7. Stop impor bukan solusi'silver bullet'
Menutup keran impor tanpa kajian yang mumpuni justru dapat membawa dampak negatif, antara lain:
- Kekurangan Pasokan dan Kenaikan Harga. Kelangkaan komoditas akan menyebabkan pelambungan harga, apalagi di komoditas dasar seperti gula.
- Penurunan Efisiensi Ekonomi. Produsen domestik mungkin kurang efisien atau memiliki biaya produksi yang lebih tinggi dibandingkan pemasok luar negeri, sehingga meningkatkan biaya produksi yang kemudian dibebankan kepada konsumen.
- Keterbatasan Kualitas dan Variasi: Tanpa impor, konsumen mungkin dihadapkan pada kualitas yang lebih rendah atau pilihan yang lebih sedikit.
- Munculnya Perdagangan Ilegal: Kekurangan dan harga tinggi dapat menciptakan pasar gelap untuk barang yang dilarang diimpor, sehingga mendorong perdagangan ilegal yang sulit diatur.
- Potensi perseteruan dagang: Penutupan pangsa domestik untuk impor dapat menabrak beberapa perjanjian internasional dan memperburuk hubungan dagang serta citra Indonesia.
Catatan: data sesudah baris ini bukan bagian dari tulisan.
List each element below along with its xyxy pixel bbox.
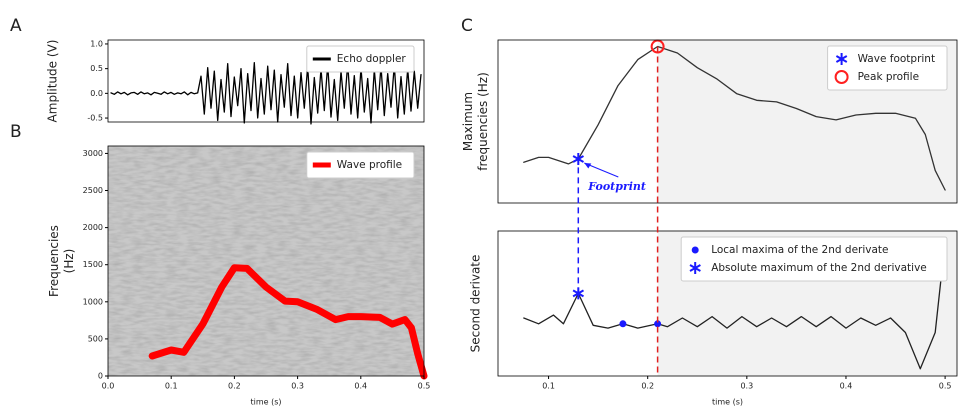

Indonesia telah menghadapi perselisihan di isu hilirisasi dan sawit.
Kesimpulannya, kebijakan impor harus responsif terhadap perubahan domestik dan internasional, termasuk kondisi produksi, kebutuhan pasar, kemampuan produsen lokal untuk memenubi permintaan, dinamika perdagangan global, seperti fluktuasi harga komoditas, perubahan regulasi negara mitra, dan tantangan geopolitik.
#1 Kebijakan berbasis data untuk mencegah impor yang tidak diperlukan, menggunakan data inventaris, produksi,
dan kebutuhan pasar
#2 Proses tender transparan untuk menghindari korupsi dan memastikan tidak ada agenda terselubung dalam proses tender.
#3 Koordinasi penilaian kebutuhan nasional bersama instansi terkait sebelum izin impor gula diterbitkan, guna memastikan impor hanya untuk menutupi kekurangan, termasuk persetujuan Kementerian Pertanian agar tidak merugikan petani tebu lokal.
#4 Izin impor selektif hanya diberikan kepada perusahaan dengan rekam jejak baik dan sesuai regulasi untuk mencegah penyalahgunaan yang dapat merugikan negara.
Jadi, sejauh apa perlu mengusahakan swasembada vs. impor strategis?